Il richiamo USA e il ritornello playoff: arricchire il calcio minandone le basi?
Ci son cascato di nuovo, cantava Achille Lauro sul palco di Sanremo 2020 in Me ne frego, per sottolineare quell'umana tendenza a ripercorrere le strade degli stessi e familiari vizi, come in una inesorabile ripetizione del già noto.
Un andamento circolare e ripetitivo a cui il calcio è tutt'altro che impermeabile e che, anzi, proprio nel pallone trova spesso una cassa di risonanza clamorosa e palese: ricette che tornano nel giro di giorni, mesi o anni, interventi magici e salvifici che (magari con formule lievemente alterate) bussano alla porta quando, ormai, pensavi di averli visti andar via da tempo.
E poi un richiamo, un canto di sirene irresistibile e magnetico che ripete "America", che si presenta sotto la forma di quel sogno americano bramato e istituito a massima vetta da raggiungere per dimenticare noie e fastidi, come orizzonte che dia respiro e interrompa gli affanni.
E, senza neanche troppo bisogno di leggere tra le righe, vediamo riproporsi il riferimento agli USA anche nelle parole di Carlo Bonomi, candidato alla presidenza della Lega Serie A che, al Corriere dello Sport, ha sostanzialmente citato l'universo degli sport americani e quello della NBA per giustificare (come virtuoso) un ricorso ai playoff in Serie A anche per l'assegnazione del titolo, traghettando così il contesto del calcio italiano "nel futuro".

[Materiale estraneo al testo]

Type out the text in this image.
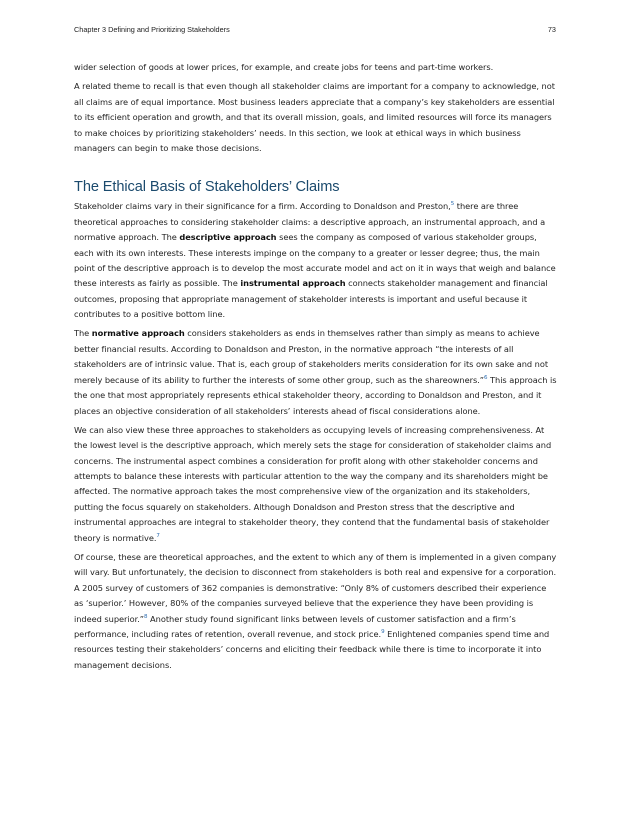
Chapter 3 Defining and Prioritizing Stakeholders	73

wider selection of goods at lower prices, for example, and create jobs for teens and part-time workers.

A related theme to recall is that even though all stakeholder claims are important for a company to acknowledge, not all claims are of equal importance. Most business leaders appreciate that a company’s key stakeholders are essential to its efficient operation and growth, and that its overall mission, goals, and limited resources will force its managers to make choices by prioritizing stakeholders’ needs. In this section, we look at ethical ways in which business managers can begin to make those decisions.

The Ethical Basis of Stakeholders’ Claims

Stakeholder claims vary in their significance for a firm. According to Donaldson and Preston,$^5$ there are three theoretical approaches to considering stakeholder claims: a descriptive approach, an instrumental approach, and a normative approach. The descriptive approach sees the company as composed of various stakeholder groups, each with its own interests. These interests impinge on the company to a greater or lesser degree; thus, the main point of the descriptive approach is to develop the most accurate model and act on it in ways that weigh and balance these interests as fairly as possible. The instrumental approach connects stakeholder management and financial outcomes, proposing that appropriate management of stakeholder interests is important and useful because it contributes to a positive bottom line.

The normative approach considers stakeholders as ends in themselves rather than simply as means to achieve better financial results. According to Donaldson and Preston, in the normative approach “the interests of all stakeholders are of intrinsic value. That is, each group of stakeholders merits consideration for its own sake and not merely because of its ability to further the interests of some other group, such as the shareowners.”$^6$ This approach is the one that most appropriately represents ethical stakeholder theory, according to Donaldson and Preston, and it places an objective consideration of all stakeholders’ interests ahead of fiscal considerations alone.

We can also view these three approaches to stakeholders as occupying levels of increasing comprehensiveness. At the lowest level is the descriptive approach, which merely sets the stage for consideration of stakeholder claims and concerns. The instrumental aspect combines a consideration for profit along with other stakeholder concerns and attempts to balance these interests with particular attention to the way the company and its shareholders might be affected. The normative approach takes the most comprehensive view of the organization and its stakeholders, putting the focus squarely on stakeholders. Although Donaldson and Preston stress that the descriptive and instrumental approaches are integral to stakeholder theory, they contend that the fundamental basis of stakeholder theory is normative.$^7$

Of course, these are theoretical approaches, and the extent to which any of them is implemented in a given company will vary. But unfortunately, the decision to disconnect from stakeholders is both real and expensive for a corporation. A 2005 survey of customers of 362 companies is demonstrative: “Only 8% of customers described their experience as ‘superior.’ However, 80% of the companies surveyed believe that the experience they have been providing is indeed superior.”$^8$ Another study found significant links between levels of customer satisfaction and a firm’s performance, including rates of retention, overall revenue, and stock price.$^9$ Enlightened companies spend time and resources testing their stakeholders’ concerns and eliciting their feedback while there is time to incorporate it into management decisions.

Il riferimento esplicito al contesto americano, nello specifico all'NBA, torna dunque attuale dopo che, già in occasione del ciclone Superlega, si era posto quell'esempio come vero e proprio faro, come obiettivo da raggiungere per arrivare alla piena realizzazione di un calcio spettacolare e vendibile per l'appunto come show oltre che come competizione sportiva.
Un movimento in evoluzione
Una missione che, certo, rappresenta anche una reazione di un mondo incerottato e alle prese con perdite sensibili dovute anche alla pandemia da Covid-19 e alle restrizioni conseguenti, un mondo che - anche al di là di questi mancati introiti - si rivela alla costante ricerca di formule che lo rendano più appetibile, che spremano ogni goccia di appeal possibile anche al di fuori dei confini più consueti e già percorsi.
Un'ottica sposata dalla UEFA, pensiamo alla riforma della Champions League che avrà luogo dal 2024, che dovrà dunque trovare una traduzione anche nei vari contesti nazionali, se non altro in quello italiano, per diventare più competitivi e per garantire (nelle ragioni di chi si riferisce agli sport negli USA a titolo di esempio) uno spettacolo che duri dalle prime alle ultime battute di una stagione, senza "tempi morti".
Cambiare o rinnegarsi?
La posizione di Bonomi, un po' tornando sul solco di chi premeva per la Superlega, ha senz'altro dei presupposti degni di attenzione e di rispetto: la necessità di non porre paletti aprioristici su possibili accorgimenti, su novità da introdurre e idee funzionali ad arricchire lo spettacolo. Arricchire, appunto, la chiave sta tutta lì: per rendere più attraente un evento o un prodotto diventa basilare non percorrere la strada dello stravolgimento delle sue stesse fondamenta.
Un po' come se, riferendoci a un individuo, gli si promettessero mari e monti a patto che cambi nome, connotati e Paese di residenza per poterne usufruire. Sarebbe più ricco, senz'altro, ma non sarebbe più lui. La rinuncia ad aspetti fortemente radicati nel contesto del calcio europeo, come la struttura stessa dei campionati nazionali e le annesse dinamiche che portano al successo, rischia di minare le fondamenta e di non essere un mero maquillage: non un ritocco, in sostanza, ma un terremoto.
L'America è lontana
Il tutto considerando come il riferimento al mondo sportivo americano non tenga conto delle infinite differenze tra quel contesto e quello calcistico europeo: da un lato si parla di squadre che possono persino passare da uno Stato all'altro, da una città all'altra, si parla di un universo chiuso e privo di un sistema di promozioni e retrocessioni, di franchigie e non di squadre; spostandoci da questa parte dell'Atlantico ci si imbatte invece in forti istanze identitarie, in legami profondi tra società sportive e luoghi in cui queste agiscono, in un coinvolgimento che trascende dal mero show da godersi.
Toccare certi aspetti, pur giovando al portafogli, finirebbe per rompere un patto originario di fiducia tra chi popola gli stadi, chi compra gli abbonamenti, e chi mette in scena il loro stesso oggetto d'interesse: diventa vitale a questo punto, pur senza apparire reazionari, trovare formule che connettano le anime del pallone e che non forzino un concetto astratto di futuro da importare ad ogni costo da mondi lontani (non solo geograficamente).